Cómico sem ser patético. Aborda o gênero de forma discreta e natural, demonstrando maturidade e ausência de preconceito. Ficaria aqui explicando o espetáculo todo, tamanha a vontade de permanecer nele. Quando vemos, assistimos, vivemos algo especial, é assim. E, neste momento da nossa vida, que já dura 4 meses e provavelmente, durará muitos mais, foi uma alegria tão grande para os meus sentimentos, sensações, imaginário, que estou profundamente agradecida. Profundamente. Quem sabe assisto de novo. Tenho só até dia 2 de julho de 2020 para o fazer.
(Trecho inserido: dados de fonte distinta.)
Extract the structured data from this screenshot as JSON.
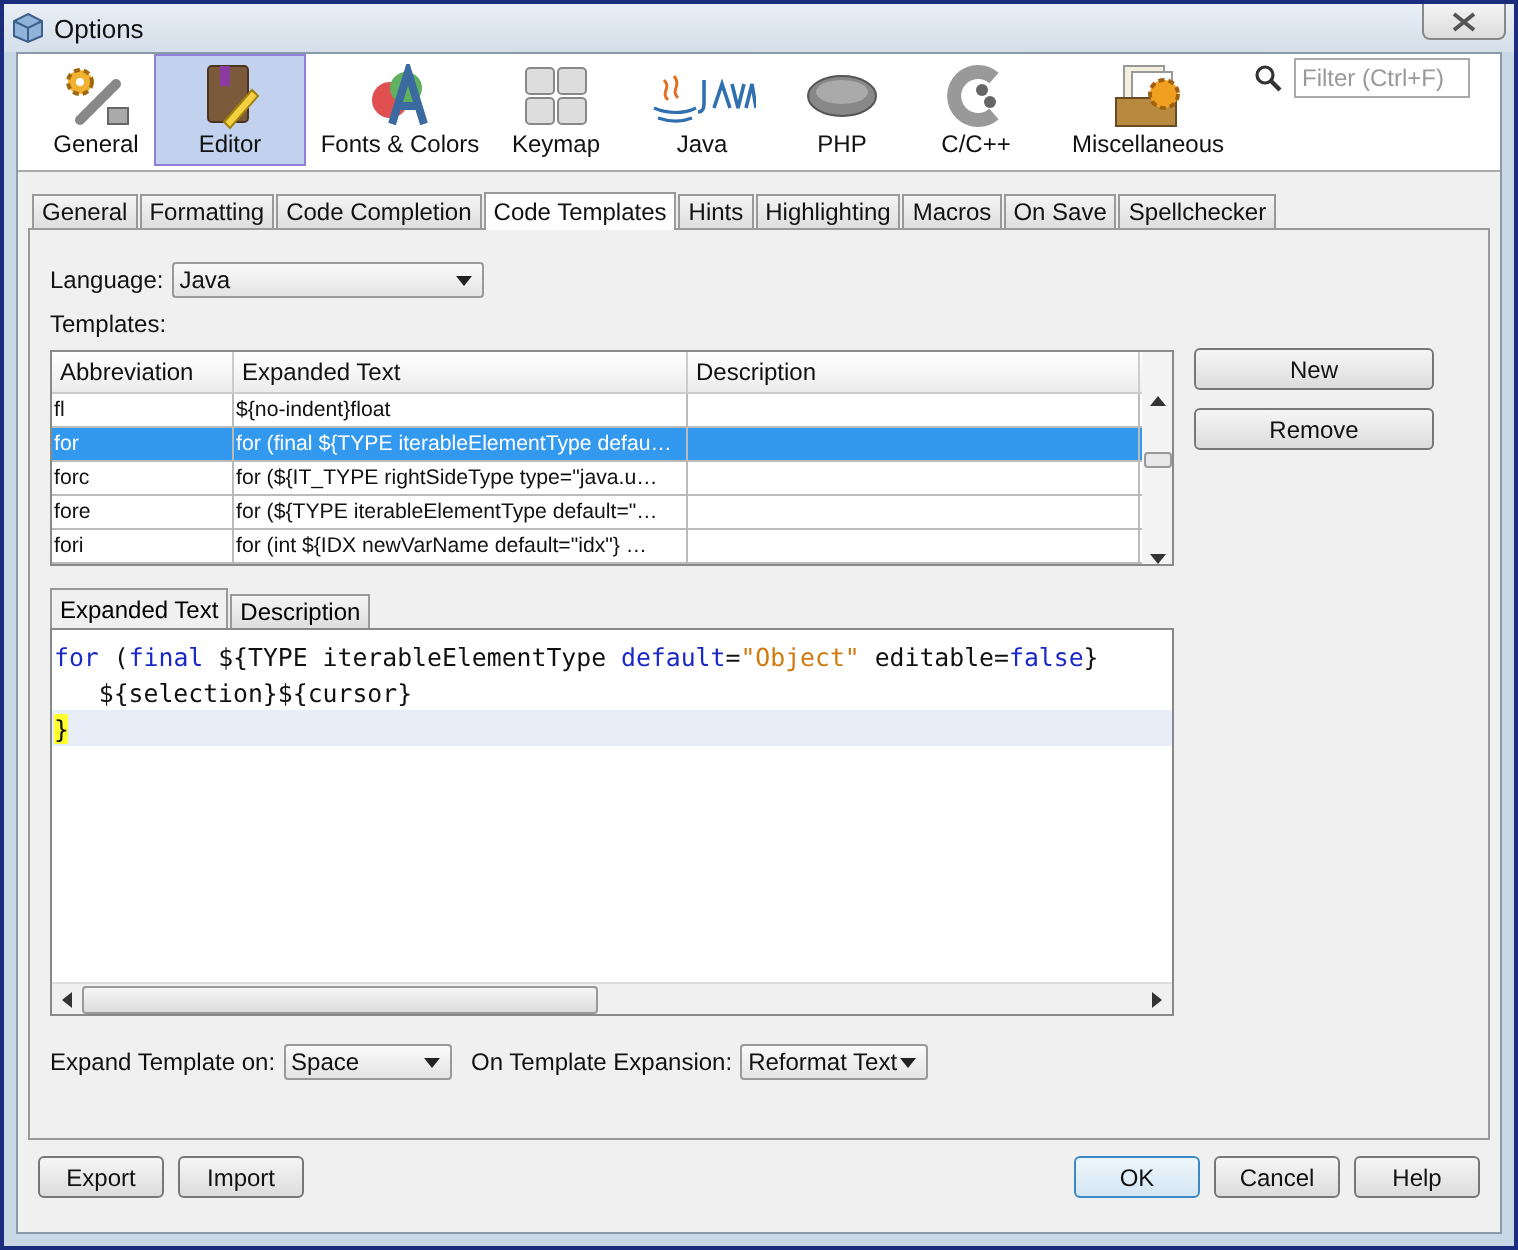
{
  "window": {
    "title": "Options"
  },
  "categories": [
    {
      "label": "General",
      "kind": "gears",
      "selected": false
    },
    {
      "label": "Editor",
      "kind": "book",
      "selected": true
    },
    {
      "label": "Fonts & Colors",
      "kind": "fonts",
      "selected": false
    },
    {
      "label": "Keymap",
      "kind": "keys",
      "selected": false
    },
    {
      "label": "Java",
      "kind": "java",
      "selected": false
    },
    {
      "label": "PHP",
      "kind": "php",
      "selected": false
    },
    {
      "label": "C/C++",
      "kind": "cpp",
      "selected": false
    },
    {
      "label": "Miscellaneous",
      "kind": "misc",
      "selected": false
    }
  ],
  "filter": {
    "placeholder": "Filter (Ctrl+F)"
  },
  "tabs": [
    {
      "label": "General",
      "selected": false
    },
    {
      "label": "Formatting",
      "selected": false
    },
    {
      "label": "Code Completion",
      "selected": false
    },
    {
      "label": "Code Templates",
      "selected": true
    },
    {
      "label": "Hints",
      "selected": false
    },
    {
      "label": "Highlighting",
      "selected": false
    },
    {
      "label": "Macros",
      "selected": false
    },
    {
      "label": "On Save",
      "selected": false
    },
    {
      "label": "Spellchecker",
      "selected": false
    }
  ],
  "language": {
    "label": "Language:",
    "value": "Java"
  },
  "templates_label": "Templates:",
  "table": {
    "columns": [
      "Abbreviation",
      "Expanded Text",
      "Description"
    ],
    "rows": [
      {
        "cells": [
          "fl",
          "${no-indent}float",
          ""
        ],
        "selected": false
      },
      {
        "cells": [
          "for",
          "for (final ${TYPE iterableElementType defau…",
          ""
        ],
        "selected": true
      },
      {
        "cells": [
          "forc",
          "for (${IT_TYPE rightSideType type=\"java.u…",
          ""
        ],
        "selected": false
      },
      {
        "cells": [
          "fore",
          "for (${TYPE iterableElementType default=\"…",
          ""
        ],
        "selected": false
      },
      {
        "cells": [
          "fori",
          "for (int ${IDX newVarName default=\"idx\"} …",
          ""
        ],
        "selected": false
      }
    ]
  },
  "side_buttons": [
    "New",
    "Remove"
  ],
  "editor_tabs": [
    {
      "label": "Expanded Text",
      "selected": true
    },
    {
      "label": "Description",
      "selected": false
    }
  ],
  "code_lines": [
    {
      "current": false,
      "tokens": [
        {
          "text": "for",
          "kind": "keyword"
        },
        {
          "text": " (",
          "kind": "plain"
        },
        {
          "text": "final",
          "kind": "keyword"
        },
        {
          "text": " ${TYPE iterableElementType ",
          "kind": "plain"
        },
        {
          "text": "default",
          "kind": "keyword"
        },
        {
          "text": "=",
          "kind": "plain"
        },
        {
          "text": "\"Object\"",
          "kind": "string"
        },
        {
          "text": " editable=",
          "kind": "plain"
        },
        {
          "text": "false",
          "kind": "keyword"
        },
        {
          "text": "}",
          "kind": "plain"
        }
      ]
    },
    {
      "current": false,
      "tokens": [
        {
          "text": "   ${selection}${cursor}",
          "kind": "plain"
        }
      ]
    },
    {
      "current": true,
      "tokens": [
        {
          "text": "}",
          "kind": "match"
        }
      ]
    }
  ],
  "expand_on": {
    "label": "Expand Template on:",
    "value": "Space"
  },
  "on_expansion": {
    "label": "On Template Expansion:",
    "value": "Reformat Text"
  },
  "footer_left": [
    "Export",
    "Import"
  ],
  "footer_right": [
    {
      "label": "OK",
      "default": true
    },
    {
      "label": "Cancel",
      "default": false
    },
    {
      "label": "Help",
      "default": false
    }
  ]
}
Nunca mais será possível.
Ana Santos, professora, jornalista
Link da peça, até dia 2 de julho de 2020
https://www.youtube.com/watch?v=Punzss5sHto&feature=youtu.be
“A Midsummer Night's Dream”
Comédia Romântica de William Shakespeare
Sinopse
O sonho de uma noite de verão entrega um conto cômico de um antigo triângulo de amor grego, que se desmorona em circunstâncias divertidas na floresta com a ajuda de algumas fadas maliciosas que, no final, convencem os seres humanos de que os estranhos acontecimentos da noite devem ter sido apenas um sonho .
(In https://www.storyboardthat.com/pt/shakespeare-plays/sonho-de-uma-noite-de-ver%C3%A3o)
Diretor: Nicholas Hytner
Produção: Bridge Theatre, Londres, Inglaterra
Elenco: Gwendoline Christie, Oliver Chris, David Moorst, Hammed Animashaun, Kit Young, Jamie-Rose Monk, Chipo Kureya, Lennin Nelson-McClure, Tessa Bonham Jones, Ami Metcalf, Rachel Tolzman, Paul Adeyefa, Charlotte Atkinson, and Jermaine Freeman.